Whilst browsing my local Chapters-Indigo, trying to find a half-decent use for a recent well-appreciated gift-card, this jumped out at me:
I couldn’t resist. One of the features that attracted me to it was the brevity of the (many) chapters. Because it is broken up into small bits, it makes for good blogging material. Thus, I hope in the weeks ahead, to occasionally blog on things that strike me as interesting. I pretend to no expertise on economics, and almost as little on politics. Hopefully, still, someone besides me will find it interesting.
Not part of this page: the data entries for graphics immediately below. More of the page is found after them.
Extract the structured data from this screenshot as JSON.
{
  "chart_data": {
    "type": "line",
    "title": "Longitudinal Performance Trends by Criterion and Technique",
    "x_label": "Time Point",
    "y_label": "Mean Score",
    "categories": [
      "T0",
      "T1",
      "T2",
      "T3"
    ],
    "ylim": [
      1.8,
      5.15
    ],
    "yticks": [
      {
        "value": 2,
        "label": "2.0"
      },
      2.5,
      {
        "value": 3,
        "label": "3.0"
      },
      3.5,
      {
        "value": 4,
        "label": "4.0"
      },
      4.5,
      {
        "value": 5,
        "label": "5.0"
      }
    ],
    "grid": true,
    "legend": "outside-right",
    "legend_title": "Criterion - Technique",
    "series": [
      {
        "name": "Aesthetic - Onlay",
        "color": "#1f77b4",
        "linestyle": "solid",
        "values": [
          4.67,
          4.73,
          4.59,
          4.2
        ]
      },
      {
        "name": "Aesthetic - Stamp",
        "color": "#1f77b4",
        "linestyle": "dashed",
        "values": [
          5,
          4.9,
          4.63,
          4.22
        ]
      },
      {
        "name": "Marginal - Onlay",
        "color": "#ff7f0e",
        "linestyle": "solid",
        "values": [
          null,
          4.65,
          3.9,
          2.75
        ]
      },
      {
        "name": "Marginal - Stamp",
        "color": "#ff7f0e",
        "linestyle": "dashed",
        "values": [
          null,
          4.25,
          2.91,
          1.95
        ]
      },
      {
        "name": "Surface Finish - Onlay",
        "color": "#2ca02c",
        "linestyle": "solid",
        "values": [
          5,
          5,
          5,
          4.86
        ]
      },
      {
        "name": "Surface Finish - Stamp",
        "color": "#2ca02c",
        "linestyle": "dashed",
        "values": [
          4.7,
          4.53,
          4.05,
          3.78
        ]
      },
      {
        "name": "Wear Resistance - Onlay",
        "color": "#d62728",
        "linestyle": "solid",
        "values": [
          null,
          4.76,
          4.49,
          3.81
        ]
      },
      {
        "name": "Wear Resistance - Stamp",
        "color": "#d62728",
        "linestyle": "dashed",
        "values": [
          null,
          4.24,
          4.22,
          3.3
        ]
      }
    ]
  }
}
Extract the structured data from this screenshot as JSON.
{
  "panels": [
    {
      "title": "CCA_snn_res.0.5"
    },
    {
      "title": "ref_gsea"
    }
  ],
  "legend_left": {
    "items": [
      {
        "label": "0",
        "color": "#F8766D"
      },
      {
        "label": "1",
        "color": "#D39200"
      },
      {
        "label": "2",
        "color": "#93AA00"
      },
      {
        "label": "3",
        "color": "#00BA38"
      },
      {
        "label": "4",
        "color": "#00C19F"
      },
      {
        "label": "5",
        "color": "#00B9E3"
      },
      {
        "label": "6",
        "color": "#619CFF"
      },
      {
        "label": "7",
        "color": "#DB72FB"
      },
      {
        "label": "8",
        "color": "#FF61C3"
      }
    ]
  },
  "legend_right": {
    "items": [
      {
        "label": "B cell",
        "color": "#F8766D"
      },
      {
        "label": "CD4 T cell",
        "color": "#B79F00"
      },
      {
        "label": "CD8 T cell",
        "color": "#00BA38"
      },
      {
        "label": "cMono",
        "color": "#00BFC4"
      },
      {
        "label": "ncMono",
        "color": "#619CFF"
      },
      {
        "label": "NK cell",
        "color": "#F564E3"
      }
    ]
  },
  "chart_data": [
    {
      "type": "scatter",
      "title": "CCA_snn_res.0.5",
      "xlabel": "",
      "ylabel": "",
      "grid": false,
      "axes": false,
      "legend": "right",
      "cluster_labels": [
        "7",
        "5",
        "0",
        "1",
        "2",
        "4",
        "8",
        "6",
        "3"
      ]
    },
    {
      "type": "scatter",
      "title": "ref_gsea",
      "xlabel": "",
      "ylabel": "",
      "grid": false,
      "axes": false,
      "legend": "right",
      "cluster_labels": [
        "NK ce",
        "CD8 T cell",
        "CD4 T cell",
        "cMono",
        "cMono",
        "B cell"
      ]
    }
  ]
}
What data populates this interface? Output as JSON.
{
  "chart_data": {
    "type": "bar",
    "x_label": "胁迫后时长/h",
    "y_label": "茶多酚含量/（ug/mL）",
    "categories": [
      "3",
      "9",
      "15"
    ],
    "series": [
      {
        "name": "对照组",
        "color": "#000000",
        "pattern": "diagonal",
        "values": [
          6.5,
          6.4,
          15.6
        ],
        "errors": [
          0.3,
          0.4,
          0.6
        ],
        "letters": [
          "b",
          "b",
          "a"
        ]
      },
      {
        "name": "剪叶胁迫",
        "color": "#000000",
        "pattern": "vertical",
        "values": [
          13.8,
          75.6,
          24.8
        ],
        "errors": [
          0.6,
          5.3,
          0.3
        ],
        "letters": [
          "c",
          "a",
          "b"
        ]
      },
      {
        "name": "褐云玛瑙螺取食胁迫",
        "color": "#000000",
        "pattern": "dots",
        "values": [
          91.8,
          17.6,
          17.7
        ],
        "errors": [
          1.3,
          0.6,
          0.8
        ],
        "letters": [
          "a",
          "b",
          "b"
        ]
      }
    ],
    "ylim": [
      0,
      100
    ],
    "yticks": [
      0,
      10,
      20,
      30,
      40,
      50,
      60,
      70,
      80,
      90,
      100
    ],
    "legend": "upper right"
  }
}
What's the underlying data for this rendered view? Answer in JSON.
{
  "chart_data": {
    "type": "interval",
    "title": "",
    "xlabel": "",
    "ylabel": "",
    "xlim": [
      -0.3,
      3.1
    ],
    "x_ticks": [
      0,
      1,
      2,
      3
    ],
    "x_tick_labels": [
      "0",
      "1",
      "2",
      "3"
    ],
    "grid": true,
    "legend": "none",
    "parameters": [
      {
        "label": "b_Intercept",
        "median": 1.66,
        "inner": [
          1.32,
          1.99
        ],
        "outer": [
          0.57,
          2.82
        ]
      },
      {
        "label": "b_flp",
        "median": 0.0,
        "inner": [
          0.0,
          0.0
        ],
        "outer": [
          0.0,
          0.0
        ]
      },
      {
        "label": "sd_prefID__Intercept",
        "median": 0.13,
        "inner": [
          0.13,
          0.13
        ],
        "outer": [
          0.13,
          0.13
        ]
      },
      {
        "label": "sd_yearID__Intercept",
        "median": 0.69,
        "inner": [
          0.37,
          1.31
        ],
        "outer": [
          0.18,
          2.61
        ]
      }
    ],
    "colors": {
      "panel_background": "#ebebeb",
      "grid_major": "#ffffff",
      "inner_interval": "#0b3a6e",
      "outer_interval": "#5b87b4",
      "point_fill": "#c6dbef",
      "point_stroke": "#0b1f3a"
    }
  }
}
To begin, a comment on the introduction, and on the first essay by Michael Lewis. Janet Bryne writes in her introduction:
Occupy Wall Street has the rare distinction of being a protest movement that even the objects of its attack can find little fault with. According to the Spectrem Group, a consulting firm serving ultra-high-net-worth individuals, 61 percent to 68 percent of millionaires support raising taxes on millionaires. Although every banker [we learn later that Paul Volcker is the only exception–AF] I approached to participate in this book, including JP Morgan Chase CEO Jamie Dimon, politely declined, it was impossible not to sense that, behind the scrim, income equality was a subject that everyone, even bankers, wanted to speak about. [xvi]
As always, when I read statistic assertions, I think of that infamous quote about statistics. But let’s assume this is true. Is this a remarkable fact? Perhaps it is; many would say these people are voting against their own interests. But I wonder if this is not, in a way, defining “self-interest” in a rather Darwinian way, as pitting the survival of one against the survival of the other. Is it really in the interest of millionaires to always vote to lower taxes on themselves? Consider a possible analogy: a man who knows he is going to binge drink at a party, and therefore takes the precaution of giving his keys to his friends. Prudent people sometimes act in ways that might, on first glance, seem to harm themselves by restricting their freedom of choice, but which, on a more thorough analysis, at least preserve their external conformity to the standards of goodness written on their nature as social beings.
In the first chapter, Michael Lewis gives us a 1%-er Screwtape writing to his posse of 1%er Wormwoods. He expresses (in his indirect way) what he believes the 1% have to hope for, if they want to survive with their privilege intact:
The modern Greeks offer the example in the world today that is, the committee has determined, best in class. Ordinary Greeks seldom harass their rich, for the simple reason that they have no idea where to find them. To a member of the Greek Lower 99 a Greek Upper One is as good as invisible. He pays no taxes, lives no place, and bears no relationship to his fellow citizens. As the public expects nothing of him, he always meets, and sometimes even exceeds, their expectations. As a result, the chief concern of the ordinary Greek about the rich Greek is that he will cease to pay the occasional visit.
That is the sort of relationships with the Lower 99 we must cultivate if we are to survive. We must inculcate, in ourselves as much as them, the understanding that our relationship to each other is provisional, almost accidental, and their claims on us non-existent. 
This passage lept out at me because it poignantly expressed the inversion of the natural law that Emil Brunner described in his Justice and the Social Order, as I’ve noted before. Instead of the classes seeing each other as part of an organic whole which must work in an integrated and mutually beneficial manner to achieve the common good, the rich, in Lewis’ fictional letter, are counselling themselves to believe they have no obligations to people they have not contracted to fulfill. If (and I write this conditionally because Lewis is imagining this dialogue, and offers no proof here that it corresponds to the actual beliefs of any sizeable portion of rich people) this is how the 1% really think of themselves, then they are ultimately only harming themselves, just as an arm which decided it could survive just fine without the body would soon learn it is not the whole.